Oberlandesgericht Hamm, 2022-01-24, 1 Vollz(Ws) 536/21

1 Vollz(Ws) 536/21Tribunal supérieur24 janv. 2022

Regest

Zur Frage, ob die vorgesehene Teilnahme eines Gefangenen am Einweisungsverfahren nach § 104 Abs. 2 S. 2 StVollzG NRW i.V.m. Ziff. I.3. des Vollstreckungsplans NRW Verzögerungen bei der Erstellung des Vollzugsplans nach § 10 StVollzG NRW rechtfertigen kann bzw. ob und gegebenenfalls unter welchen Umständen die Vollzugsanstalt, in welcher der für die Teilnahme am Einweisungsverfahren vorgesehene Gefangene sich vor der Aufnahme in die zentrale Einweisungseinrichtung befindet, selbst einen Vollzugsplan zu erstellen hat.
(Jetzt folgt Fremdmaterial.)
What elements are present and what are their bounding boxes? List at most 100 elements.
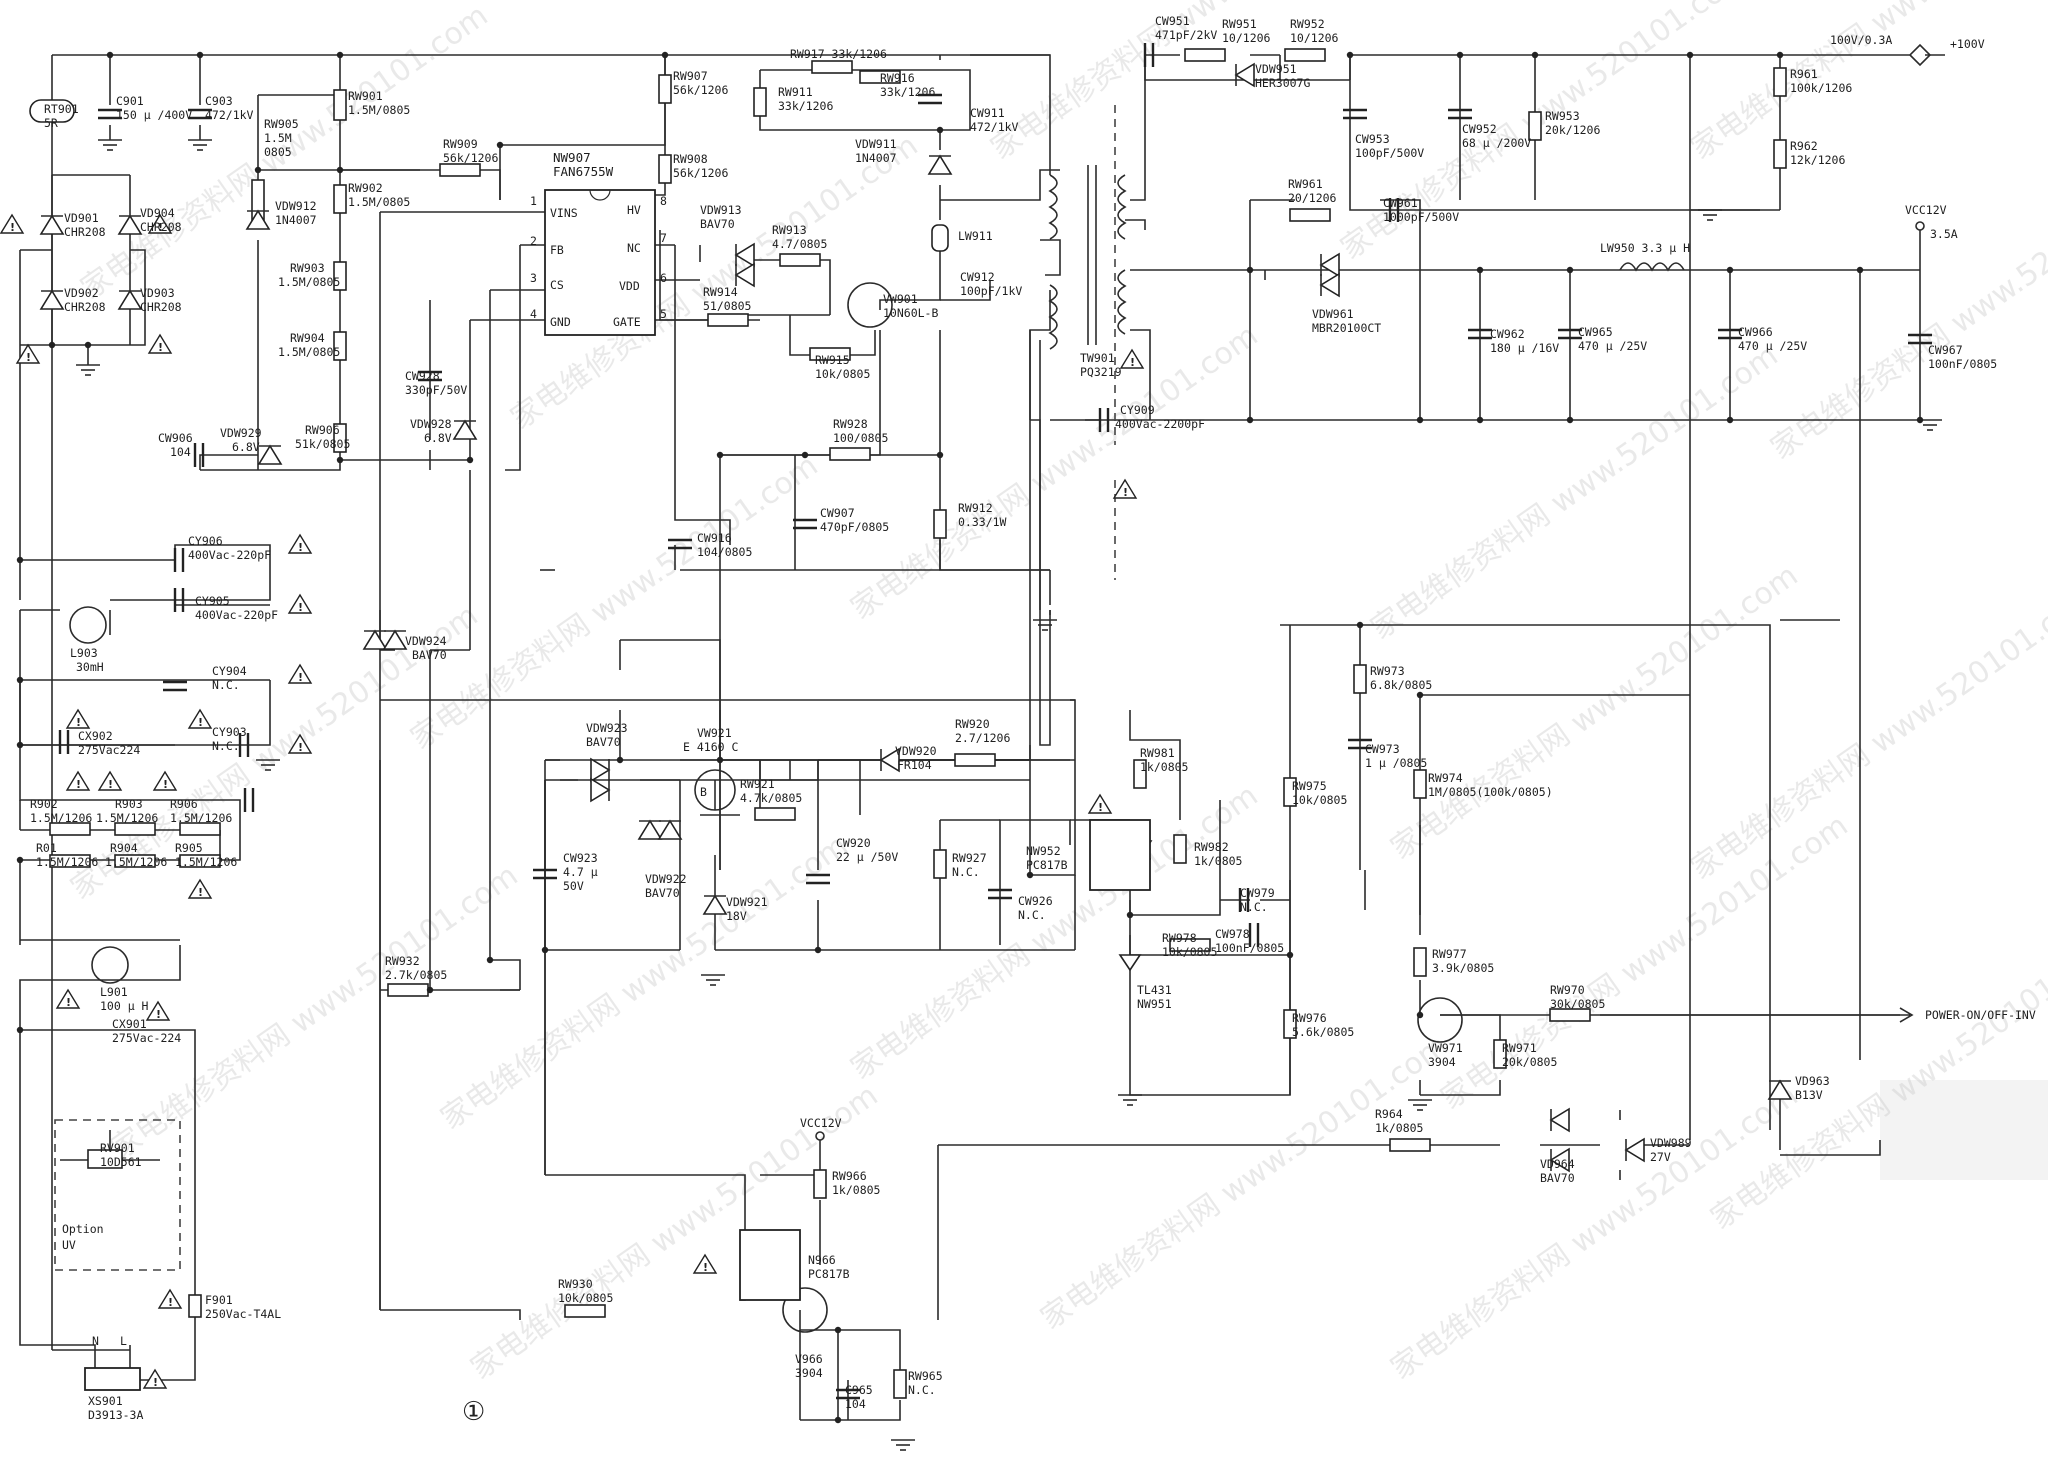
resistor-rw902 [333, 184, 347, 214]
resistor-rw930 [564, 1304, 606, 1318]
resistor-rw976 [1283, 1009, 1297, 1039]
components: !!!!!!!!!!!!!!!!!!!!!! [0, 43, 1945, 1451]
warning-icon [187, 878, 213, 899]
junction-dot [1531, 51, 1539, 59]
junction-dot [1566, 266, 1574, 274]
warning-icon-mark: ! [703, 1261, 708, 1274]
resistor-rw908 [658, 154, 672, 184]
transformer-primary [1048, 174, 1058, 240]
label-out100: 100V/0.3A [1830, 33, 1892, 47]
resistor-r906 [179, 822, 221, 836]
warning-icon-mark: ! [108, 778, 113, 791]
label-plus100: +100V [1950, 37, 1985, 51]
label-xs-l: L [120, 1334, 127, 1348]
watermark-text: 家电维修资料网 www.520101.com [1365, 338, 1785, 647]
label-lw950: LW950 3.3 μ H [1600, 241, 1690, 255]
junction-dot [1286, 951, 1294, 959]
diode-symbol [452, 419, 478, 440]
junction-dot [254, 166, 262, 174]
warning-icon [1087, 793, 1113, 814]
resistor-rw973 [1353, 664, 1367, 694]
label-vcc12v-lower: VCC12V [800, 1116, 842, 1130]
junction-dot [1126, 911, 1134, 919]
junction-dot [541, 946, 549, 954]
warning-icon [0, 213, 25, 234]
diode-symbol [362, 629, 388, 650]
power-on-arrow [1600, 1007, 1914, 1023]
vcc12v-terminal [1915, 221, 1925, 231]
resistor-r903 [114, 822, 156, 836]
label-pin2: 2 [530, 234, 537, 248]
resistor-rw932 [387, 983, 429, 997]
warning-icon [187, 708, 213, 729]
resistor-rw975 [1283, 777, 1297, 807]
warning-icon-mark: ! [298, 541, 303, 554]
diode-symbol [117, 214, 143, 235]
resistor-rw974 [1413, 769, 1427, 799]
resistor-rw911 [753, 87, 767, 117]
junction-dot [1726, 266, 1734, 274]
vcc12v-terminal-lower [815, 1131, 825, 1141]
resistor-rw912 [933, 509, 947, 539]
warning-icon [152, 770, 178, 791]
junction-dot [1476, 266, 1484, 274]
resistor-rw909 [439, 163, 481, 177]
watermark-text: 家电维修资料网 www.520101.com [1435, 808, 1855, 1117]
resistor-rw981 [1133, 759, 1147, 789]
varistor-rv901 [87, 1149, 123, 1169]
resistor-rw970 [1549, 1008, 1591, 1022]
label-pin-vdd: VDD [619, 279, 640, 293]
diode-symbol [590, 777, 611, 803]
junction-dot [196, 51, 204, 59]
label-rw917: RW917 33k/1206 [790, 47, 887, 61]
resistor-rw966 [813, 1169, 827, 1199]
resistor-r962 [1773, 139, 1787, 169]
junction-dot [814, 946, 822, 954]
diode-symbol [117, 289, 143, 310]
warning-icon [287, 593, 313, 614]
diode-symbol [382, 629, 408, 650]
label-pin5: 5 [660, 307, 667, 321]
warning-icon [692, 1253, 718, 1274]
resistor-r964 [1389, 1138, 1431, 1152]
resistor-rw920 [954, 753, 996, 767]
junction-dot [1356, 621, 1364, 629]
watermark-text: 家电维修资料网 www.520101.com [845, 318, 1265, 627]
tl431-nw951 [1118, 954, 1142, 972]
junction-dot [486, 956, 494, 964]
junction-dot [1246, 266, 1254, 274]
resistor-rw903 [333, 261, 347, 291]
label-pin-cs: CS [550, 278, 564, 292]
junction-dot [801, 451, 809, 459]
resistor-rw906 [333, 423, 347, 453]
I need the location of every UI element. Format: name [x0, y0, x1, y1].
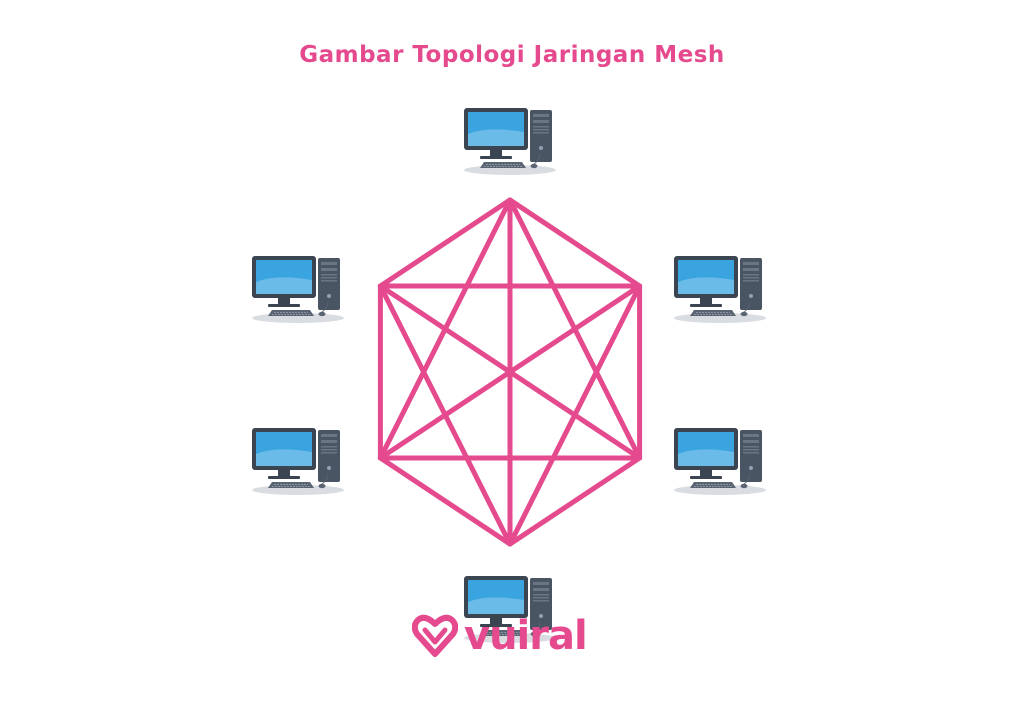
desktop-computer-icon [674, 428, 766, 495]
desktop-computer-icon [252, 428, 344, 495]
watermark-logo: vuiral [412, 612, 588, 660]
node-computer-lower-left [248, 424, 348, 496]
node-computer-upper-left [248, 252, 348, 324]
watermark-text: vuiral [464, 613, 588, 659]
mesh-link-node-top-node-upper-right [507, 197, 643, 289]
desktop-computer-icon [464, 108, 556, 175]
desktop-computer-icon [674, 256, 766, 323]
desktop-computer-icon [464, 576, 556, 643]
mesh-link-node-top-node-upper-left [377, 197, 513, 289]
node-computer-lower-right [670, 424, 770, 496]
diagram-title: Gambar Topologi Jaringan Mesh [299, 42, 725, 68]
desktop-computer-icon [252, 256, 344, 323]
node-computer-top [460, 104, 560, 176]
node-computer-bottom [460, 572, 560, 644]
mesh-link-node-lower-right-node-upper-left [377, 283, 643, 461]
mesh-link-node-lower-right-node-bottom [507, 455, 643, 547]
node-computer-upper-right [670, 252, 770, 324]
mesh-link-node-bottom-node-lower-left [377, 455, 513, 547]
heart-v-logo-icon [412, 614, 458, 657]
mesh-link-node-bottom-node-upper-left [377, 283, 513, 547]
Ist nach dem Eintritt der Rechtskraft des der Strafvollstreckung zugrunde liegenden Urteils die zeitnahe Aufnahme eines die Voraussetzungen für die Teilnahme am Einweisungsverfahren erfüllenden Gefangenen in die zentrale Einweisungseinrichtung nicht möglich, hat die Vollzugsanstalt, in welcher der Gefangene sich befindet, spätestens nach Ablauf von drei Monaten mit der Behandlungsuntersuchung und der Erstellung eines Vollzugsplans zu beginnen.

Texte intégral

Oberlandesgericht Hamm — 1 Vollz(Ws) 536/21 — Beschluss

Entscheidungsdatum: 2022-01-24

Aktenzeichen: 1 Vollz(Ws) 536/21

ECLI: ECLI:DE:OLGHAM:2022:0124.1VOLLZ.WS536.21.00

Dokumenttyp: Beschluss

Spruchkörper: 1. Strafsenat

Normen: StVollzG § 109 ff., StVollzG NRW § 9, § 10 Abs. 1 S.1, § 104 Abs. 2 S. 2

Leitsätze

Zur Frage, ob die vorgesehene Teilnahme eines Gefangenen am Einweisungsverfahren nach § 104 Abs. 2 S. 2 StVollzG NRW i.V.m. Ziff. I.3. des Vollstreckungsplans NRW Verzögerungen bei der Erstellung des Vollzugsplans nach § 10 StVollzG NRW rechtfertigen kann bzw. ob und gegebenenfalls unter welchen Umständen die Vollzugsanstalt, in welcher der für die Teilnahme am Einweisungsverfahren vorgesehene Gefangene sich vor der Aufnahme in die zentrale Einweisungseinrichtung befindet, selbst einen Vollzugsplan zu erstellen hat.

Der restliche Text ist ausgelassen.